Two main variants were produced: the more common KMX 125 (exported widely, including to Europe and the UK) and the rarer KMX 200 (primarily in select markets like the UK, with greater low-end torque).

== KMX 125 ==

The KMX 125 was popular as an affordable, versatile on- and off-road bike, especially among learners in restricted form (typically limited to around 12–13 bhp for compliance with A1/provisional licenses in markets like the UK). Restrictions were commonly achieved via a washer in the exhaust or carburetor/jetting changes and were straightforward to remove for full performance.

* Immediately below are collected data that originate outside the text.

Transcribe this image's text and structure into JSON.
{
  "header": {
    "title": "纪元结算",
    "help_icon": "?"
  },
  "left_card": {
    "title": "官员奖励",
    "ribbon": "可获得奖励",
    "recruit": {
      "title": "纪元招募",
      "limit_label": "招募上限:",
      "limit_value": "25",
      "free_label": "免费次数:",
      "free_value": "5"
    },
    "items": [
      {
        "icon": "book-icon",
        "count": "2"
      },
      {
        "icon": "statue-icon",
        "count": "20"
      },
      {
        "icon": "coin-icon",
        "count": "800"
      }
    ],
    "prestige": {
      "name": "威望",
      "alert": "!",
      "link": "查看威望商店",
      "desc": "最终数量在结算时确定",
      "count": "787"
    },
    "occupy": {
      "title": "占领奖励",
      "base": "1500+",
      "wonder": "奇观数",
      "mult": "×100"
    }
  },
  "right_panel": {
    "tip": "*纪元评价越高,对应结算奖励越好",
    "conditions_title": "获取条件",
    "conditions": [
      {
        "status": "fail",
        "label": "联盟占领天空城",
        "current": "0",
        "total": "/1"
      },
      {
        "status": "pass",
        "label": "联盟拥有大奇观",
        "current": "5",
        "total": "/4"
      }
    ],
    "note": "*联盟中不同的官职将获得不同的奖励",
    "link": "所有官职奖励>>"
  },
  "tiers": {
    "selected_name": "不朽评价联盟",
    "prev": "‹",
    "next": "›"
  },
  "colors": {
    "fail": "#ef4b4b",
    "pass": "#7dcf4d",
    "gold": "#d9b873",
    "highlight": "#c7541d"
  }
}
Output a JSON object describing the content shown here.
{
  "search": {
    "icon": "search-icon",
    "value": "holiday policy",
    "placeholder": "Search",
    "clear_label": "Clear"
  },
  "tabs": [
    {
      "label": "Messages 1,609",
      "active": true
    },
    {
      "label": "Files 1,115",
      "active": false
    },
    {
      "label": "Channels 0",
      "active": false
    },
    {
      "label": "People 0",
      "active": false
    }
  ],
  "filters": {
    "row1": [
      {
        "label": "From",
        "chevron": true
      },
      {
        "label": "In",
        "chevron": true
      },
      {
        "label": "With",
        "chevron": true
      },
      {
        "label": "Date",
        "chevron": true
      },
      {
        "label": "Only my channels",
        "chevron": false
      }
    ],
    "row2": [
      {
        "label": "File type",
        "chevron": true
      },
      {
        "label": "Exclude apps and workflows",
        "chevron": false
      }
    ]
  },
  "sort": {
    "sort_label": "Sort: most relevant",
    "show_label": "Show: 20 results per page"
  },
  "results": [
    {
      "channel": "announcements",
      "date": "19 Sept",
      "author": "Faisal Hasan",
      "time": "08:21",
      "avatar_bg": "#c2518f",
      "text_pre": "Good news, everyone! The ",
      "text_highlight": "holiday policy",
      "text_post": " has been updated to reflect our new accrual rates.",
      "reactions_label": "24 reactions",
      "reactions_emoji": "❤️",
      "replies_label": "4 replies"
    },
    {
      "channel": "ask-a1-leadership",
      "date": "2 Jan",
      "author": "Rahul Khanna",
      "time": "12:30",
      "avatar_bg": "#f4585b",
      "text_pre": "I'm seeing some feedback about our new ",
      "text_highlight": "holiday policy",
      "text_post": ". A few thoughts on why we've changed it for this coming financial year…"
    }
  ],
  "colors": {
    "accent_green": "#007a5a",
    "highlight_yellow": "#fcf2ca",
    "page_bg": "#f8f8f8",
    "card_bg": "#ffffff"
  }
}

In derestricted form, it offered lively two-stroke performance with a strong mid-to-top-end powerband thanks to KIPS, lightweight handling, and good trail capability. It competed with models like the Yamaha DT125R.

Common reliability notes include the need for regular top-end maintenance (typical of two-strokes), cleaning of the power valve, and proper premix oil use, but many examples have proven durable with basic care.

== KMX 200 ==
A higher-capacity version with a 191 cc engine, producing around 25–30 bhp (derestricted) and significantly more low-end torque for better trail usability. While it shared the 125 model’s frame it incorporated upgraded forks, yokes, and rear swingarm exclusive to the 200, along with a 17-inch rear wheel.

The KMX 200 shared the same chassis and features but felt punchier due to the extra displacement, though it had a shorter production life and is less common.